Picks and Pans Review: Living with Disaster

PBS (Wed., June 7, 8 P.M. ET)

B

How people coexist with nature’s fury—in the form of earthquakes, hurricanes, tornadoes and volcanoes—is the focus of this hour-long Infinite Voyage broadcast, which plays like a travelogue written in Stephen King horror style. Such experts as geologist Dr. Stephen Leather-man, a coastal erosion specialist, comment on some of the world’s most precarious places to live. Included are Ocean City, Md., where high-rise condos have been built on a shifting sandbar in an area commonly hit by hurricanes; Colombia, where a volcano called Nevado del Ruiz triggered a tidal wave of mud that killed 22,000 people in 1985; and Parkfield, Calif., (pop. 34), where scientists are wondering why a strong earthquake hits the town every 22 years.

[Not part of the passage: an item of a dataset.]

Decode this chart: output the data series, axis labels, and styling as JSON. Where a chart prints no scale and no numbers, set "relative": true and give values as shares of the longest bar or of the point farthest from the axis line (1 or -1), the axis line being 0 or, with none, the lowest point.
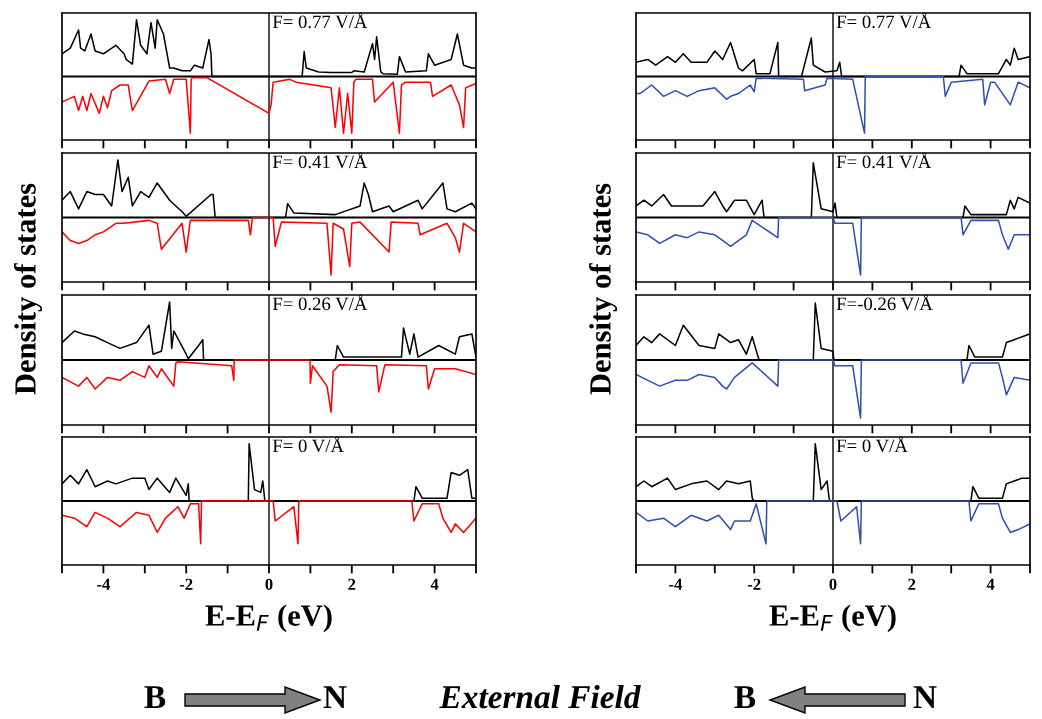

The strangest trip of all is to the Japanese island of Sakurajima, where a volcano has erupted more than 5,000 times since 1955. The island’s 9,000 residents seem unfazed by the continual cloud of soot that surrounds them. Anyone thinking of checking out these phenomena in person should pay attention to the segment on micro-bursts, those surprise downdrafts of air that can cause commercial airplanes to crash.